I don’t know how it happened, what the exact catalyst was, but soon after it changed. The tumblers in my head clicked and I had the grand epiphany: It just doesn’t matter!
The insecurity doesn’t matter. The wall doesn’t matter. None of that nonsense matters. I just have to write. I have to write because I feel compelled to in my bones and nothing will make sense until I attempt to write what I feel.
None of this is news to me. I’ve been told many times that insecurity is normal. Feeling like you suck happens — push through anyway. But hearing this and feeling it are entirely different things. I can be in a rotten mindset that people are trying to help me out of, but until I truly want to help myself, I will not get free. This was a big deal because it was the first time in my writing life that I felt that I had to push through, no matter what.
Insecurity will always be there. The visceral realization that I have to push through no matter what will come again, but there’s something about the first time that is unmistakably special. Even knowing and accepting that this process will keep happening is somehow comforting. It feels like the first baby step in a long journey of being able to handle the hard work, pain, rejection, and (hopefully) rewards that inevitably come with being a writer.
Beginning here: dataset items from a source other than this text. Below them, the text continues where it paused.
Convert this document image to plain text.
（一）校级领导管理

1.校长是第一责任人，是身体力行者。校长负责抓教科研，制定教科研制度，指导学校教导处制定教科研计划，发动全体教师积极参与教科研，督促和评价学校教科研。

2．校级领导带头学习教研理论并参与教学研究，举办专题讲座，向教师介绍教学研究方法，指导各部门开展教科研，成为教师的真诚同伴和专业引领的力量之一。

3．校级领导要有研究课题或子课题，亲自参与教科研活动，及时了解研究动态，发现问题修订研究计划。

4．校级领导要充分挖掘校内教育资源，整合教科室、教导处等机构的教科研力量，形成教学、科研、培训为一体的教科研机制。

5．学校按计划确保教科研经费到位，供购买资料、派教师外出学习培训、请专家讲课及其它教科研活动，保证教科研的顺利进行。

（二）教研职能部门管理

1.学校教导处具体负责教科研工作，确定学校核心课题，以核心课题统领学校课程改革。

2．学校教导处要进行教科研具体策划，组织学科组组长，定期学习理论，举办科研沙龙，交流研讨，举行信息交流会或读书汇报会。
One of my closest friends (and a writer whose skills I greatly admire) told me something once when I was down about my technical skills as a writer: You can teach someone how to correctly use a comma, but you can’t teach someone how to have a creative idea. The stories that I create come from my experience and my gut. They are unique to me and only I can express them in the way that I will.
Whether you think the writing is good doesn’t matter. Just write what you feel and sort the rest out later. Does that make sense?